Lo stop alla celiachia arriva dal glutine. Lo hanno scoperto i ricercatori della Northwestern Medicine iniettando una nanoparticella di glutine nei pazienti affetti dalla malattia. Il nanodispositivo, biodegradabile, permette al paziente di imparare a riconoscere il glutine come una sostanza innocua evitando reazioni autoimmuni. Durante la sperimentazione i pazienti celiaci hanno potuto così mangiare glutine per due settimane senza risentirne. Semplificando al massimo il processo, la nanoparticella contenente glutine iniettata nel sangue viene subito captata dalle cellule immunitarie, i microfagi, che letteralmente ingoiano il suo carico e avvertono le altre cellule immunitarie della sua innocuità e in tale modo si prevengono le reazioni avverse al glutine. Il nanodispositivo è stato già posto al vaglio della FDA statunitense e sarà ora testato anche per altre tipologie di malattie autoimmuni e per le allergie alimentari. 
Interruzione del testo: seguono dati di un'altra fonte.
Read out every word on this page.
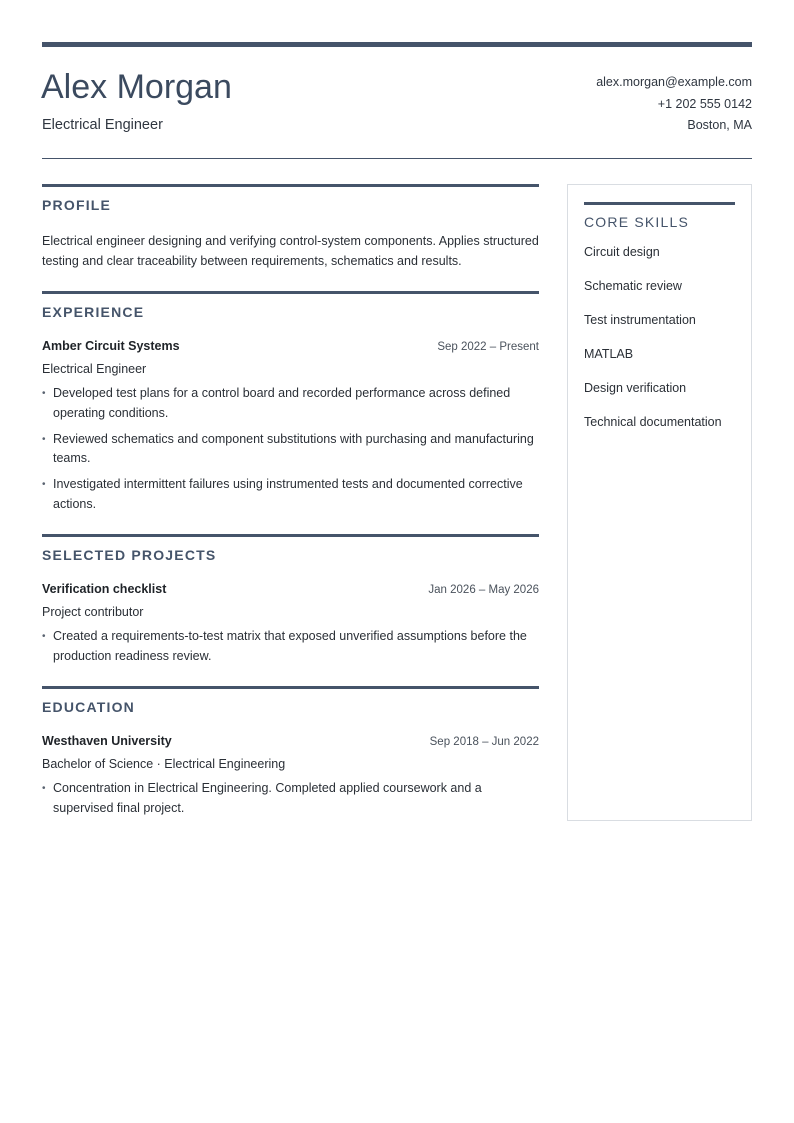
Alex Morgan
Electrical Engineer
alex.morgan@example.com
+1 202 555 0142
Boston, MA
PROFILE

Electrical engineer designing and verifying control-system components. Applies structured testing and clear traceability between requirements, schematics and results.

EXPERIENCE
Amber Circuit Systems	Sep 2022 – Present
Electrical Engineer
• Developed test plans for a control board and recorded performance across defined operating conditions.
• Reviewed schematics and component substitutions with purchasing and manufacturing teams.
• Investigated intermittent failures using instrumented tests and documented corrective actions.
SELECTED PROJECTS
Verification checklist	Jan 2026 – May 2026
Project contributor
• Created a requirements-to-test matrix that exposed unverified assumptions before the production readiness review.
EDUCATION
Westhaven University	Sep 2018 – Jun 2022
Bachelor of Science · Electrical Engineering
• Concentration in Electrical Engineering. Completed applied coursework and a supervised final project.
CORE SKILLS
Circuit design
Schematic review
Test instrumentation
MATLAB
Design verification
Technical documentation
Esteso il regime di cedolare secca anche al commerciale, il 17 maggio 2019 l’Agenzia delle Entrate ha pubblicato la risoluzione n. 50/E/2019 in tema di cedolare secca, fornendo chiarimenti sull’ambito applicativo del regime della cedolare secca sul reddito da locazione degli immobili a uso commerciale, ai sensi dell’articolo 1, comma 59 della legge n. 145/2018.